It is every fan’s dream for their favorite defunct bands to rise from the dead. Such a resurrection gives a little shot of hope in this dreary world right now. Stabbing Westward is an old favorite of mine, and I was thrilled when they released an EP in 2020, almost 20 years after their 2001 self-titled record. Chasing Ghosts, their fifth full length record, released on March 18th, and it was worth the wait.
Stabbing Westward formed in 1985 and began releasing albums in the early 90s. Their current lineup is Christopher Hall, Walter Flakus, Carlton Bost, and Bobby Amaro on drums. Chris and Walter are original members while Carton and Bobby joined in the last 5 years. It’s a little fuzzy about who plays what, though Chris is obviously on vocals and guitars, Walter seems to play keys and samples, Carlton seems to be on bass and guitar, and Bobby is definitely on drums.

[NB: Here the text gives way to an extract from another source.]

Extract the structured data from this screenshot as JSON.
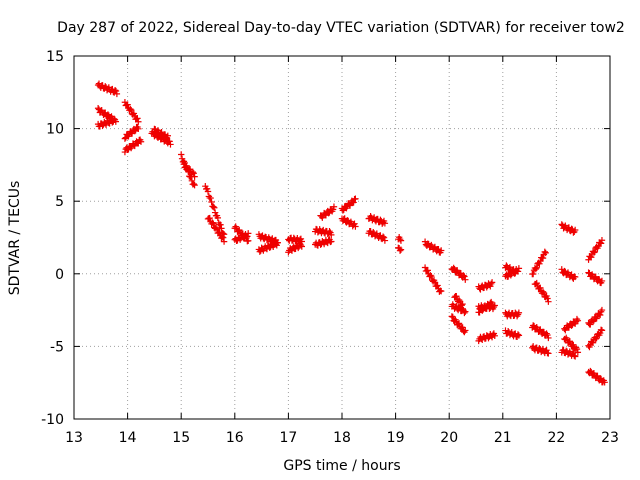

This band has been compared ad nauseam to many other groups out there. They play an alternative rock that is heavy on industrial and electronic sounds, with a side of psychedelia. You’ll see them compared to Nine Inch Nails and grunge bands and nu metal bands, but they never really fit in with any of them. They were always a little different, and they predate most of those other bands anyways.
Stabbing Westward’s beating heart is Christopher Hall and his spine-shattering vocals. Here he is, 20 years later, and I think his vocals might be better than ever. The band has always been about emotion and angst, and much of that is channeled through Chris’ amazing higher range—not quite a scream but with all the power that a scream carries. On Chasing Ghosts, Chris is in incredible form. His performance is not only powerful and nuanced and heartfelt, but also relatable and nostalgic.
Another heart of the band is Walter’ keys and electronica. I’m happy to say that the band has delved deeply in this area. While there are plenty of dark riffs that are greatly satisfying, much of the music is keyboard-based, especially to create atmosphere or a build up to climactic segments. I love the keyboard tones chosen on this record, as they add an eerie, haunting sound to the mix. I would also point to Carlton’s bass and Bobby’s drums as highlights. The bass lines here are groovy and riveting, and the rhythm section really makes the album feel alive.
Chasing Ghosts has so much going for it. While it certainly sounds like the band I loved in the 90s, it contains plenty of fresh ideas and electronic twists that make it feel layered and interesting. You can hear this in the singles, even. “I Am Nothing” has all the angst and potent vocals you could want, plus driving guitars and ambient tones to boot. “Ghost” is even better with its incredibly catchy chorus, instrumental portion, and sweet keyboard lines. We also already heard “Dead and Gone”, “Cold”, and “Crawl” on their 2020 EP, so I’ve discussed those songs elsewhere, and somehow they feel even more effective here, specially “Cold”, for some reason.
That leaves 5 songs to discuss. I’ll come right out and admit that “Damaged Goods”, “Control Z”, and “Wasteland” are great songs, though the lyrics are a little hammy. I’m not a huge fan of songs where the title is repeated in the chorus multiple times. Just feels weird to me. I will say, though, that all three songs have searing performances and some are even dance-worthy, and Chris makes effective use of the lyrics both in how he sings them and in how they are positioned in the songs. These three are good songs on an excellent album, and I have to admit that they are catchy as hell.
My favorite two songs on the album are “Push” and “The End”. I feel like fans have been talking quite a bit about them. “Push” is a seven-minute piece that is soaked in a soothing, ethereal synth atmosphere for almost half of its runtime. Yes, it really sets the tone well with its glorious keys and subtle guitar touches, almost like being in a trance. The lyrics, too, are fantastically written and bring tears to my eyes. Between the excellent chorus, otherworldly sound, and emotional vocals and lyrics, this song really sets the bar high for songs this year. It is a pure dream.
“The End” is almost as good. While “Push” features groove and beat, this closer is mostly a hovering, disquieted piece. Its synth tones are maybe a little more unnerving and hopeless, and this matches the sorrow and melancholy of the lyrics, too. This song is one that I think fans will love more and more, and I think it will sound incredible in a live setting. I love the way it weaves with shade and mood an intoxicating knot of emotion, one that is difficult to untie once it ends. You certainly will dwell on it for a little bit, at the very least.
Stabbing Westward have produced something way above expectations. Not that I expected the album to be bad, but that I expected them to settle for their original sound. Instead, they have combined it with utter ether, creative electronica, and superb song structures to create an album that stands tall with the best we’ve heard so far this year.